Moscow “probably” doesn’t want direct conflict, intelligence community chiefs told the Senate
The US intelligence community believes Russia does not want a direct military confrontation with NATO, but there is potential for the conflict in Ukraine to escalate, according to the annual threat assessment delivered to the Senate by spy chiefs on Wednesday.
“Russian leaders thus far have avoided taking actions that would broaden the Ukraine conflict beyond Ukraine’s borders, but the risk for escalation remains significant,” according to the 2023 Annual Threat Assessment report.
Compiled in February, the assessment was made public on Wednesday at the annual Senate Intelligence Committee hearing on global threats. Director of National Intelligence Avril Haines described China as the “unparallelled priority” of US spies. Directors of the CIA, FBI, NSA, and the Defense Intelligence Agency (DIA) also testified at the hearing.

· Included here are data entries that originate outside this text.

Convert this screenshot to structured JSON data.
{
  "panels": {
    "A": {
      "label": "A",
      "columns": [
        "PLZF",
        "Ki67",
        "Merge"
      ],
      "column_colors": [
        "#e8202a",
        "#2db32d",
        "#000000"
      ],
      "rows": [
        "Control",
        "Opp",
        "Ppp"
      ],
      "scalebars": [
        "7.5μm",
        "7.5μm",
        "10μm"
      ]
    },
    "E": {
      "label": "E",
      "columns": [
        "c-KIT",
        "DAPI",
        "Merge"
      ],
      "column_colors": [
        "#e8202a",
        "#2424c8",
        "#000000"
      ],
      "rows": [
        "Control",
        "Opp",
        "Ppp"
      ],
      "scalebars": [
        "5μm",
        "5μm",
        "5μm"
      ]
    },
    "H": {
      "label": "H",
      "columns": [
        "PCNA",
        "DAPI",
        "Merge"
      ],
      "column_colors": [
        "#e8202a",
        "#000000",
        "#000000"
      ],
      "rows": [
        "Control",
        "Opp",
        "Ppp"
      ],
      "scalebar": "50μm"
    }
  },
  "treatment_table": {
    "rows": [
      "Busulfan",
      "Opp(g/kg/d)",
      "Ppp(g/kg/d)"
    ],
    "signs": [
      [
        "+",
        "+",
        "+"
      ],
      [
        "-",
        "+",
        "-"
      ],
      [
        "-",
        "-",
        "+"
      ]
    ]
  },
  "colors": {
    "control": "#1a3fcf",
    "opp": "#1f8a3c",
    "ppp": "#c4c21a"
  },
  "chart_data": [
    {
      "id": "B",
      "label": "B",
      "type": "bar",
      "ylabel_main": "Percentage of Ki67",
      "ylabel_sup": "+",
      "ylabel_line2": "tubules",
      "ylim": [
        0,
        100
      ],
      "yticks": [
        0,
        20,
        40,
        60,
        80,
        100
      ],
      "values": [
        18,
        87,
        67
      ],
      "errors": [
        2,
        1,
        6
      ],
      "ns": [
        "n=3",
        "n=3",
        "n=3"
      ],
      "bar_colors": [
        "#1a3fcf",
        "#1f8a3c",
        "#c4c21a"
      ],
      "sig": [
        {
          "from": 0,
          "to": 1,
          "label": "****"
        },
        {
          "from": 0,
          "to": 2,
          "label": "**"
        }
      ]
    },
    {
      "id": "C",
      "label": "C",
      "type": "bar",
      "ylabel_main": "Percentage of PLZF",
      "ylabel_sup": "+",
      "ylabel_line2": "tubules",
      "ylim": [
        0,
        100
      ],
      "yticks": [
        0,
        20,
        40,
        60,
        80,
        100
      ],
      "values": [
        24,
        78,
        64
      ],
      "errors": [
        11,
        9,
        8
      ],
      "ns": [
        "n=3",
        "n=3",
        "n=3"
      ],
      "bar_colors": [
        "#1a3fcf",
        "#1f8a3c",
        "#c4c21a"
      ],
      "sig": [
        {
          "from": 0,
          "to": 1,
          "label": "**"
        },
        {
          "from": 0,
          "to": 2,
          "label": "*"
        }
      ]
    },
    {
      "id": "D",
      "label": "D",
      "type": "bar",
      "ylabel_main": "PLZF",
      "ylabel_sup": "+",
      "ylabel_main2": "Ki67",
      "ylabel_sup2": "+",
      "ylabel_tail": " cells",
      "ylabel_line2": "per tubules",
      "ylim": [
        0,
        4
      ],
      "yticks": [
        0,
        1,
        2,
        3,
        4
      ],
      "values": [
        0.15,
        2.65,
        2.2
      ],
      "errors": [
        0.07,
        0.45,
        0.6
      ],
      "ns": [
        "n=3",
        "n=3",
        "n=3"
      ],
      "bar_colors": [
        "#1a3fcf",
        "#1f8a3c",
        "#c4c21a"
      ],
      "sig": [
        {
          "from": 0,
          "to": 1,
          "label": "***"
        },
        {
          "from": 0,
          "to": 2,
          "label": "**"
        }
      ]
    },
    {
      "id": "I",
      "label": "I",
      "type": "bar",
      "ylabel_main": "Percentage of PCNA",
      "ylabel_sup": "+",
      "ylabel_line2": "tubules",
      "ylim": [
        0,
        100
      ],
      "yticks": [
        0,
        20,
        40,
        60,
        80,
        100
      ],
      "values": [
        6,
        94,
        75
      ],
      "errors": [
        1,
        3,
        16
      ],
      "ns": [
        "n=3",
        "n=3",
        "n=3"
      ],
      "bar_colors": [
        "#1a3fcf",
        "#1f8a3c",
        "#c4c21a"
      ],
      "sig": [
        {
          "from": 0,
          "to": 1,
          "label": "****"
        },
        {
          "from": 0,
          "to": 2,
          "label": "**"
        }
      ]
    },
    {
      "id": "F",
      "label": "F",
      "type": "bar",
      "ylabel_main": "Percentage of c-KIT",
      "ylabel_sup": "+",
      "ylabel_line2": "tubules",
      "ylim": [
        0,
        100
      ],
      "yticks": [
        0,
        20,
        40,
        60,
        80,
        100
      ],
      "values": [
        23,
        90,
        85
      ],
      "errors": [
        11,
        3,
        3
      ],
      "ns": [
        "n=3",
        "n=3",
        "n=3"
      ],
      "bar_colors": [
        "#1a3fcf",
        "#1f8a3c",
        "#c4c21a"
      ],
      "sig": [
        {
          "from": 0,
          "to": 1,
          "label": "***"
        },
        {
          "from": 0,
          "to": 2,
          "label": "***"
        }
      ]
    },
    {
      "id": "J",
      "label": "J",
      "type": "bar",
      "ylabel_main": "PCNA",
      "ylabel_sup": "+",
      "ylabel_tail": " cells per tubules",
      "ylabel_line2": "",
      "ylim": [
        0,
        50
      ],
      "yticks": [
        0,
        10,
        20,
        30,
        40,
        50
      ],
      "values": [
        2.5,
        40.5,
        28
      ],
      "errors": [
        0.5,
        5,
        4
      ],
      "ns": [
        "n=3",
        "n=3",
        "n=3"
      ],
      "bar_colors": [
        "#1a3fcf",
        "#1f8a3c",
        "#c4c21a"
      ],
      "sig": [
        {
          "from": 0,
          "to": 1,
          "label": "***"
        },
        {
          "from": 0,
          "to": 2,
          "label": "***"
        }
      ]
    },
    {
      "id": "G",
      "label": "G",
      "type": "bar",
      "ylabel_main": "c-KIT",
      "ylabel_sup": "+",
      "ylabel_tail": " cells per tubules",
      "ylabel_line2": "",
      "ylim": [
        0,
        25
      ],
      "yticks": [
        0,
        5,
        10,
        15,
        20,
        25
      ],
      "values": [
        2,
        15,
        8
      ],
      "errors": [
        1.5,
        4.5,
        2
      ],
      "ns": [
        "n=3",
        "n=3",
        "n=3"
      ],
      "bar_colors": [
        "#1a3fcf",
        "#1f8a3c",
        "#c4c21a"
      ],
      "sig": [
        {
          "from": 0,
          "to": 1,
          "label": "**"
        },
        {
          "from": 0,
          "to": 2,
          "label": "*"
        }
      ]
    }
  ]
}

The 40-page report dedicates four pages to Russia, looking at both the conflict in Ukraine and Moscow’s role in Central Asia, Africa and Latin America. Though the report accuses Russia of “unprovoked aggression” in Ukraine, within a few paragraphs it admits that Moscow acted because it perceived an “existential threat in its neighborhood” that could “endanger Russian national security.”
The Ukraine conflict was described as “a tectonic event that is reshaping Russia’s relationships with the West and China, and more broadly in ways that are unfolding and remain highly uncertain.”
The next few years will be “critical to determining who and what will shape the narrative” in the strategic competition between the US and its allies on one side and Russia and China on the other, said the report.
US spies believe Russia’s ground forces have been weakened by the war and “military failures” in Ukraine, which will compel Moscow to rely on its significant nuclear deterrent. Alleged losses in Ukraine will “require years of rebuilding,” making Russia “less capable of posing a conventional military threat to European security” or “operating as assertively in Eurasia and on the global stage,” they claim.
This has probably “reduced the likelihood of Russian military intervention in other post-Soviet states,” the spies believe. They suggest Moscow won’t be able to intervene as it did in Belarus (2020) and Kazakhstan (2022) “to prevent expressions of popular dissatisfaction with the government from leading to regime change.”
However, US spies also assessed that Moscow will continue to build up influence in Africa, the Middle East and Latin America, trying to “undercut US leadership” and present itself as “an indispensable mediator and security partner.” This includes a strategic relationship with China, “driven by their shared threat perceptions” of the US.
Russian officials “have long believed that the United States is trying to undermine Russia, weaken [President Vladimir] Putin, and install Western-friendly regimes in the post-Soviet states and elsewhere,” the report says, without conceding that US officials have publicly admitted to all of those objectives at one point or another.